Audio merupakan alat yang sangat sesuai untuk dipakai di web, di mana penyampaian reaksinya bersifat lentur. Selain menjadi media streaming, internet juga merupakan media di mana orang berbagi pengalaman. Dalam hal ini, banyak persamaan dengan radio, di mana interaksi dengan publik, yang dapat menyuarakan pendapat juga, sudah terbukti keampuhannya.

TELEPON ATAU PEREKAM AUDIO?

Idealnya, wawancara dilakukan empat mata dengan narasumber. Namun karena desakan waktu atau adanya jarak, seringkali dilakukan lewat telepon. Dalam keadaan seperti ini, ada baiknya mengubah komputer kita menjadi telepon perekam. Skype salah satu software yang paling terkenal, dengan syarat juga dimiliki oleh lawan bicara.

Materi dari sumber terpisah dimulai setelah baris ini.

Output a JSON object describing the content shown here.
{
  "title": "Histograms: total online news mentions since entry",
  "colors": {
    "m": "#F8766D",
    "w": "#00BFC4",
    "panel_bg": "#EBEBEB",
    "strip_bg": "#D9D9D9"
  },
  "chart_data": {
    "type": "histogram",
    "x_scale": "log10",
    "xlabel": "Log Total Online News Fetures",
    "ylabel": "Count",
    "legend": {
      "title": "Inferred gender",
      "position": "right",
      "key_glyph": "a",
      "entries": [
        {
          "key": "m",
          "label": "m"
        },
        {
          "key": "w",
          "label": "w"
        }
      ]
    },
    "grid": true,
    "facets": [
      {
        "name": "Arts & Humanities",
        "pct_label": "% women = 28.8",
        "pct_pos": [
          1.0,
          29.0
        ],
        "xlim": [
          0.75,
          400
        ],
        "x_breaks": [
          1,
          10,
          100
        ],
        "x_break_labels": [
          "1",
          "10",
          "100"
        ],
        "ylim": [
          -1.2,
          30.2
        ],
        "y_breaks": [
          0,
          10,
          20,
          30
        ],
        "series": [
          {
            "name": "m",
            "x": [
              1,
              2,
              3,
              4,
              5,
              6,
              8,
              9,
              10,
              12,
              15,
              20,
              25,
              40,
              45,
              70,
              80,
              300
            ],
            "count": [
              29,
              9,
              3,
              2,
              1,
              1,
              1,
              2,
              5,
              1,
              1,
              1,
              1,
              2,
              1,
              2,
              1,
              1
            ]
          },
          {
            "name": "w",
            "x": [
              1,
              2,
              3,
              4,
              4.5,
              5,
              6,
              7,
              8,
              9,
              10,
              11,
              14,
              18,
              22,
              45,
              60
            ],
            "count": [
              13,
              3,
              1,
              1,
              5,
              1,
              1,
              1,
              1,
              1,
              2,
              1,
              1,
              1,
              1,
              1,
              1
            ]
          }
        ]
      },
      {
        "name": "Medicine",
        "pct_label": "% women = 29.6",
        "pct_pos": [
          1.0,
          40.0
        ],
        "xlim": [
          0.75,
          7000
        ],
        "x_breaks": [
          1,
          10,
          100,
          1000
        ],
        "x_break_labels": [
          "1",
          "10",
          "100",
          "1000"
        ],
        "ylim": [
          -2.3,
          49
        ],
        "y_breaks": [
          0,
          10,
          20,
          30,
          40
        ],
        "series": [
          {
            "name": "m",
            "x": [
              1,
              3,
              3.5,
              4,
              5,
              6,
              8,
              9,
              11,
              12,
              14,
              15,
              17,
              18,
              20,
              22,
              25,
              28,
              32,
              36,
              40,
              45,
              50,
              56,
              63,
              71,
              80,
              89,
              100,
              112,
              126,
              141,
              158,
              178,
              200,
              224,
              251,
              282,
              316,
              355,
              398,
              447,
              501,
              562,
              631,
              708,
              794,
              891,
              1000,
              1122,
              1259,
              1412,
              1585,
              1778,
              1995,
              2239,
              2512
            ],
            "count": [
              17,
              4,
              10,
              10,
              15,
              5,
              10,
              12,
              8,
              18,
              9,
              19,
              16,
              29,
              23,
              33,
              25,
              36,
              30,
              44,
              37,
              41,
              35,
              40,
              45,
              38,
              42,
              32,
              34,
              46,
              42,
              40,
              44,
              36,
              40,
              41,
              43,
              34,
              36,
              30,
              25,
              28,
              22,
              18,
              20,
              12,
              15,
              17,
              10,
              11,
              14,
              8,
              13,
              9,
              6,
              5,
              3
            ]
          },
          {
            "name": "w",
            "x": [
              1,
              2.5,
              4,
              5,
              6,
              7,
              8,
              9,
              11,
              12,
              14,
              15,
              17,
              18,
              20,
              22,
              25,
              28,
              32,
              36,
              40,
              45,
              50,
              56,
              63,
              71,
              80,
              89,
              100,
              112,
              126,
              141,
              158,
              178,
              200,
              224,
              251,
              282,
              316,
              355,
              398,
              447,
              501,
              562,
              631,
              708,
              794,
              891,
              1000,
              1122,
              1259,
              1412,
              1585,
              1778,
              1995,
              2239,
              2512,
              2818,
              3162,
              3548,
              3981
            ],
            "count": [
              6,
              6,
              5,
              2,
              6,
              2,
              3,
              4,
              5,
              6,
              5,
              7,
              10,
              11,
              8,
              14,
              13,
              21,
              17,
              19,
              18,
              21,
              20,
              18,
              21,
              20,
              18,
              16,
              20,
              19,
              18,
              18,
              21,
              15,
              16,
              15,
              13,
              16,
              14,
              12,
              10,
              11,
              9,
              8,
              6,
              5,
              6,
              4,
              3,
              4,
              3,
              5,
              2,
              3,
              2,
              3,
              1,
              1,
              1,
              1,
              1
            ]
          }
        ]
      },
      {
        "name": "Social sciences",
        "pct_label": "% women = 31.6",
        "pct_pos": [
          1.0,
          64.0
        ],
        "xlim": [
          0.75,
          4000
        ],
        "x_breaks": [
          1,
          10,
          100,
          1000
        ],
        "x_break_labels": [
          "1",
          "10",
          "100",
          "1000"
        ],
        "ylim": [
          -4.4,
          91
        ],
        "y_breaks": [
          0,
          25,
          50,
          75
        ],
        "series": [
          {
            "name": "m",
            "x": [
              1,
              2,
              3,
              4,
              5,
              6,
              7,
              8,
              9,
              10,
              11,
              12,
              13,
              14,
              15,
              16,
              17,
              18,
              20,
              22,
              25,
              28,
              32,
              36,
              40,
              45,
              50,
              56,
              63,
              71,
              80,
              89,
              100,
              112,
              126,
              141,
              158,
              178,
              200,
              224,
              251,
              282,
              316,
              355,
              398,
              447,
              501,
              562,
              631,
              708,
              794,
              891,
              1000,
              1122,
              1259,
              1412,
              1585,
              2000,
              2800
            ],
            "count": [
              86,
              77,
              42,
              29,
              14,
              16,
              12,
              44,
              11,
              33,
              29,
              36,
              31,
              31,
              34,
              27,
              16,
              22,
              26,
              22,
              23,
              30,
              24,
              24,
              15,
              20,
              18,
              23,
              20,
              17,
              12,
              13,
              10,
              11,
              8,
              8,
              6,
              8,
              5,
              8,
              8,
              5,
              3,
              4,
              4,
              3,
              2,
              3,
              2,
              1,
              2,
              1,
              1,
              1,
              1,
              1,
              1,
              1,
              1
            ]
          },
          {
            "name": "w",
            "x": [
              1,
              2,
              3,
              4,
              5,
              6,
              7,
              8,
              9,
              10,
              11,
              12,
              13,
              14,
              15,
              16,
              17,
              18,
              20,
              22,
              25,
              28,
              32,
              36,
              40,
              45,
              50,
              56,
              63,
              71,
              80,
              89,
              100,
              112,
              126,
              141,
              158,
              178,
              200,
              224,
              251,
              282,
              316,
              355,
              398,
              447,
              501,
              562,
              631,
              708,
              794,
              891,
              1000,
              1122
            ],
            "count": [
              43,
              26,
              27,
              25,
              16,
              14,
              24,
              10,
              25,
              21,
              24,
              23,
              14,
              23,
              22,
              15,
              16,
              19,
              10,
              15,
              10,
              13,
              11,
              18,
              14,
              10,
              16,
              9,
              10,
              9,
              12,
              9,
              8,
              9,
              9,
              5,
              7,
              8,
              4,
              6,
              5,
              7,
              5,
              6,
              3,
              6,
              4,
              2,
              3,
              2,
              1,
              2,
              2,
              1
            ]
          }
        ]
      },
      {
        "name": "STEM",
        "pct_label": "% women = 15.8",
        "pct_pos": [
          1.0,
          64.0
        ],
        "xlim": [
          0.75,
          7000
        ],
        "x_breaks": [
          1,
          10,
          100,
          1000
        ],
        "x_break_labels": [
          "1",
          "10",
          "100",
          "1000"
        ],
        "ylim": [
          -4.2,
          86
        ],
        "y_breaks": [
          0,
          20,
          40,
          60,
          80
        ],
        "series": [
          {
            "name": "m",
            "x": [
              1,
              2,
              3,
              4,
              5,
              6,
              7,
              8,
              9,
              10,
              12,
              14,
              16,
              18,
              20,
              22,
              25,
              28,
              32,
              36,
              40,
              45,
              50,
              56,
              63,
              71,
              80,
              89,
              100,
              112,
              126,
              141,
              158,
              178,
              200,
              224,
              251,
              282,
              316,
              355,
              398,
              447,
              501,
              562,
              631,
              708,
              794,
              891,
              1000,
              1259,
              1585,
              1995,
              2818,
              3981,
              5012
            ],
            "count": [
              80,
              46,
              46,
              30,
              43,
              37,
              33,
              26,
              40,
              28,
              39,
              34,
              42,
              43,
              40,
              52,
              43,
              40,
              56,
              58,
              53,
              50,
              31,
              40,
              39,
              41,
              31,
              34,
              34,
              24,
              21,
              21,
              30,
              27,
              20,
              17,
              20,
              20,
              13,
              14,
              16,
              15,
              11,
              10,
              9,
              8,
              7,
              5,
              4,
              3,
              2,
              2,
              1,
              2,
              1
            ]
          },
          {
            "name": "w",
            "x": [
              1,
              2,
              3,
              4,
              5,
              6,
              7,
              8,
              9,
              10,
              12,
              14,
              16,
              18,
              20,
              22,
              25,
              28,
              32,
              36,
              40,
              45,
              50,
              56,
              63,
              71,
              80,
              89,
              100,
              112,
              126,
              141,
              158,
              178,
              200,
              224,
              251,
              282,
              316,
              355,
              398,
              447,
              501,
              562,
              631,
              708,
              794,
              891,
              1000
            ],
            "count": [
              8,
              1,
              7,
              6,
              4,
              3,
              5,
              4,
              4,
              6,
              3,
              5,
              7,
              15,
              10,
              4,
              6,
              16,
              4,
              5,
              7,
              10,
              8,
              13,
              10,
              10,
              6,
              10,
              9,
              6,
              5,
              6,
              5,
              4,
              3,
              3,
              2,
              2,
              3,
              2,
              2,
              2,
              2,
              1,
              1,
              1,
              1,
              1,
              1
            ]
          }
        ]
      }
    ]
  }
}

Anda juga bisa pakai cara derivasi yaitu telepon disambung langsung ke komputer sehingga pembicaraan dapat direkam. Hati-hati, peralatan yang dijual bebas di Amerika Serikat ini tidak diizinkan di semua negara. Software gratis macam X-lite juga menawarkan jasa yang sama.

Jika ada kesempatan melakukan wawancara yang berhadapan langsung dengan narasumber, jangan dilewatkan. Hasil wawancara seperti itu selalu lebih baik, dari segi bentuk (kualitas suara) maupun isi (kualitas pertanyaan dan jawaban). Di sini juga, tersedia berbagai macam mesin di pasaran, mulai dari smartphone sampai Nagra profesional. Termasuk, semua jenis perekam audio digital. Harganya terjangkau dan sudah sangat memadai untuk melakukan wawancara klasik.

MENGEDIT WAWANCARA DENGAN SOFTWARE GRATIS

Begitu wawancara sudah dilaksanakan, harus dibuat bentuk finalnya: memilih cuplikan-cuplikan terbaik, diedit, disajikan kepada pengguna internet. Untuk mengerjakan hal ini, Audacity punya kelebihan, yaitu gratis, mudah dipakai, dan dapat dipahami bahkan oleh orang yang seumur hidup belum pernah mengedit rekaman audio. Menggunakan logika yang sama dengan text editing dan tersedia panduan yang efisien.

Begitu derushing wawancara sudah dikerjakan, yaitu mendengarkan dan membuat pra-seleksi berbagai cuplikan, harus dipilih yang paling signifikan, dalam format pendek.

  • Di atas 1 menit, perhatian pengguna terpecah-pecah. Jadi, kecuali itu dokumen yang luar biasa, batasi formatnya pada 30 detik sampai 1 menit.
  • Dari situ, anda boleh menyajikan beberapa rekaman audio, asal masih dalam batasan wajar (tidak lebih dari 5 cuplikan dalam artikel yang panjangnya normal).

MENYISIPKAN REKAMAN AUDIO KE DALAM ARTIKEL

Berbalikan dari liputan radio, bukan cuplikan audio yang dijadikan kerangka artikel internet. Fungsinya untuk menggambarkan dan memberikan wujud pada sebuah pokok pikiran. Kadang-kadang, boleh memperdengarkan suara suasana, suara lingkungan, tapi jangan pernah melenceng dari informasi utama. Ingatlah untuk menaati aturan format audiovisual di mana satu rekaman audio = satu gagasan. Tidak lebih, tidak kurang.